During our extended stay, I spent a morning teaching the host's (Jorge) two girls (age 8 and 10) how to make some bracelets out of coloured thread. I made them some cardboard cut-outs to help in the making of the bracelets and let them choose some thread that they liked the colour of. I think we sat for about three hours making the things, which was nice and we had good fun trying to work out what each other was saying using the interesting translations of Google Translate...I often find it's way off the mark, but it means lots of giggles! I let the girls keep the cardboard templates so they could make more bracelets, plus I gave them some more thread. By the next day, two more had appeared!! Better than being engrossed in an iPad!
Sadly, during our already extended stay, the bikes seemed to start sharing a bit of a disease...my bike broke down AGAIN, and Michnus' rear shock suddenly decided to start spewing out oil, so back to the shop for mine and off to Medellin for Michnus' and Elsebie's shocks. Stephen came with his friend to collect mine and take it back for some valve clearance adjustments, and they had it running and back to me by about 8pm that evening, much to my surprise. The shocks got to Medellin quick to a company called 12 Clicks, who turned them around super fast and even delivered them back to Pereira themselves as they were on their way to a bike show that weekend. Awesome!

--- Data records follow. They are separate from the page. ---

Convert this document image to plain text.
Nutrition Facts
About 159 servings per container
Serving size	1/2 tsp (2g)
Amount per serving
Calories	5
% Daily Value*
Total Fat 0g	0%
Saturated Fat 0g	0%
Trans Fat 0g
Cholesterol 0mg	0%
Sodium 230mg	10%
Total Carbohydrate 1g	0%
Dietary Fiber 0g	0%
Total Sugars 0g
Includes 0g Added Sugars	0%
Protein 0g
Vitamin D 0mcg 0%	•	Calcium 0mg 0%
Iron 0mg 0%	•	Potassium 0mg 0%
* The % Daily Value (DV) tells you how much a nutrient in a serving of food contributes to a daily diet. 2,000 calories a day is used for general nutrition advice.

So our final night in Pereira finally came, the bikes all appeared well and we were met by a lovely couple from Austria called Regina and Bernard with their lovely Dalmatian dog 'Gina'. They came for a BBQ and drinks, then stayed in their van for the night, which looked very comfy and came complete with surfboards etc. It was a really lovely, chilled evening and we had bought some 'Punta del Anca' from the supermarket, which tasted divine...about £18 for 8 thick steaks! Bargain. The next day we all packed up and set off once again. Back to Salento we go! Why? Well, peanut butter milkshakes at Brunch cafe of course!!!